Transport is an area where collaboration would appear to be an obvious winner. In 2002 the European Logistics Users Providers & Enablers Group – or ELUPEG as it is more succinctly known – was set up to foster logistics collaboration. Prof Alan Waller, chairman of ELUPEG and VP for supply chain innovation at Solving International, explains that the group was set up to reduce transport without undermining efficiency, diminishing customer service or disrupting supply chains. He says, “Horizontal collaboration is a very powerful way of doing that.”
“Companies like Kimberly Clark, Kellogg’s and some of the logistics service providers have started to embrace collaborative techniques and have demonstrated that they work. It’s a practical agenda which ticks all the boxes – it increases customer service, reduces costs, improves asset utilisation, reduces congestion, reduces carbon footprints and increases sustainability,” he says.
So, to what degree are companies collaborating on transport? “It’s still the exception rather than the rule,” he says. “And many businesses don’t regard it as worthwhile even trying to do it because they think it’s too difficult and fraught with potential problems – but that attitude is changing.”

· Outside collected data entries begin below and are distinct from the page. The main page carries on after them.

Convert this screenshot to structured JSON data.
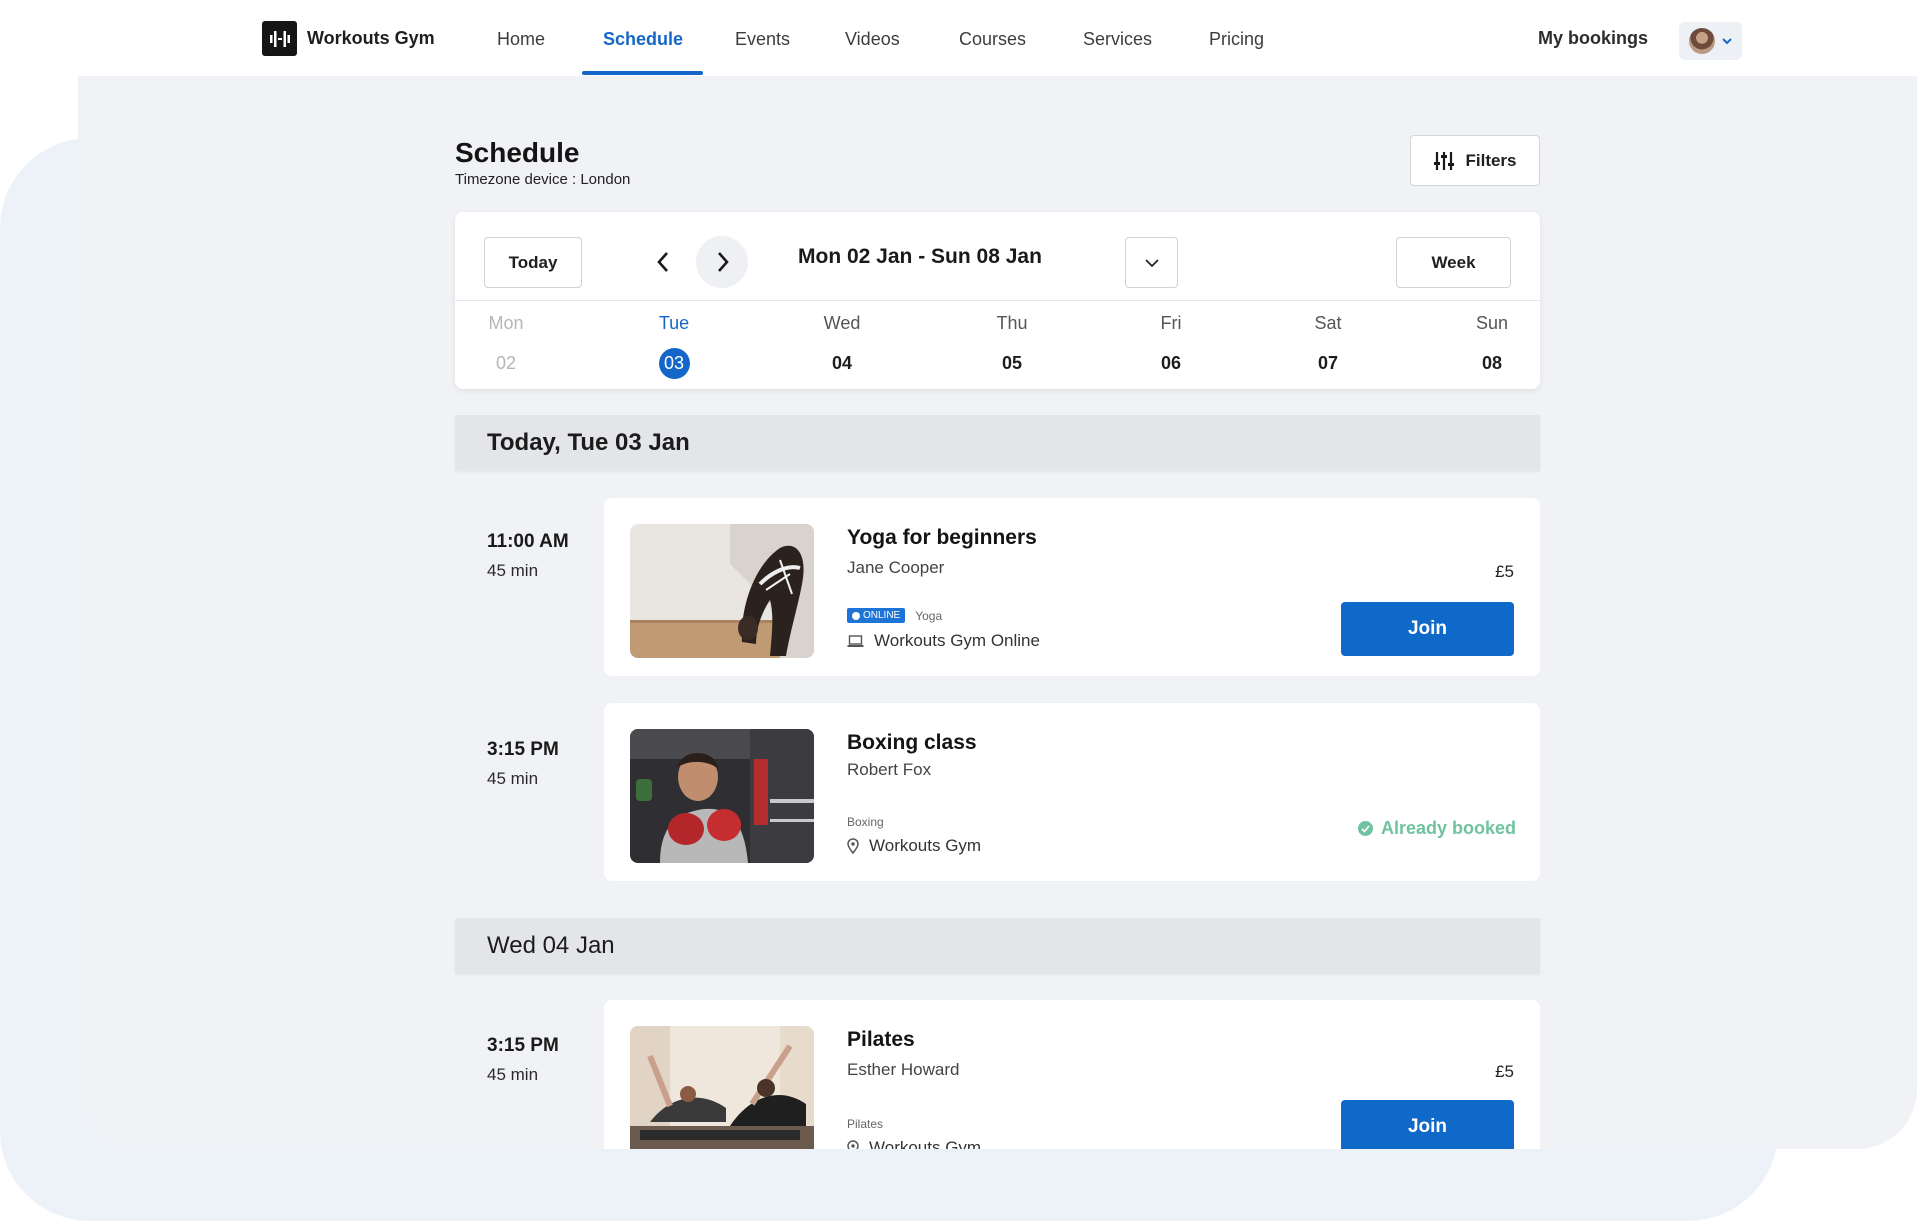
{
  "brand": {
    "name": "Workouts Gym"
  },
  "nav": {
    "items": [
      {
        "label": "Home"
      },
      {
        "label": "Schedule"
      },
      {
        "label": "Events"
      },
      {
        "label": "Videos"
      },
      {
        "label": "Courses"
      },
      {
        "label": "Services"
      },
      {
        "label": "Pricing"
      }
    ],
    "active": "Schedule",
    "my_bookings": "My bookings"
  },
  "page": {
    "title": "Schedule",
    "subtitle": "Timezone device : London",
    "filters_label": "Filters"
  },
  "calendar": {
    "today_label": "Today",
    "range": "Mon 02 Jan - Sun 08 Jan",
    "view_label": "Week",
    "days": [
      {
        "name": "Mon",
        "num": "02",
        "state": "past"
      },
      {
        "name": "Tue",
        "num": "03",
        "state": "selected"
      },
      {
        "name": "Wed",
        "num": "04",
        "state": "normal"
      },
      {
        "name": "Thu",
        "num": "05",
        "state": "normal"
      },
      {
        "name": "Fri",
        "num": "06",
        "state": "normal"
      },
      {
        "name": "Sat",
        "num": "07",
        "state": "normal"
      },
      {
        "name": "Sun",
        "num": "08",
        "state": "normal"
      }
    ]
  },
  "sections": [
    {
      "heading": "Today, Tue 03 Jan"
    },
    {
      "heading": "Wed 04 Jan"
    }
  ],
  "classes": [
    {
      "time": "11:00 AM",
      "duration": "45 min",
      "title": "Yoga for beginners",
      "instructor": "Jane Cooper",
      "badge": "ONLINE",
      "category": "Yoga",
      "location": "Workouts Gym Online",
      "location_icon": "laptop-icon",
      "price": "£5",
      "action": "Join"
    },
    {
      "time": "3:15 PM",
      "duration": "45 min",
      "title": "Boxing class",
      "instructor": "Robert Fox",
      "category": "Boxing",
      "location": "Workouts Gym",
      "location_icon": "map-pin-icon",
      "status": "Already booked"
    },
    {
      "time": "3:15 PM",
      "duration": "45 min",
      "title": "Pilates",
      "instructor": "Esther Howard",
      "category": "Pilates",
      "location": "Workouts Gym",
      "location_icon": "map-pin-icon",
      "price": "£5",
      "action": "Join"
    }
  ],
  "colors": {
    "accent": "#1467c8",
    "button": "#0f69c9",
    "booked": "#6fc3a0",
    "page_bg": "#f0f2f5"
  }
}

Logistics services companies would appear to be in a strong position to orchestrate such collaborative arrangements, but Waller says, in the past, 3PLs have been reluctant to get involved, believing that in the short term they might lose contracts. However, he says now companies like Kuhne & Nagel and DHL have started to promote collaboration as part of their portfolio.
But there are barriers. “One barrier is finding the right partner,” says Waller. “It’s quite difficult. Not just finding a partner where the economic benefits are there, but also where this is a good cultural fit.” He goes on to explain: “The chemistry and the culture are absolutely critical – often it’s the point where the match fails. You have to be face-to-face – this is not a paper exercise.”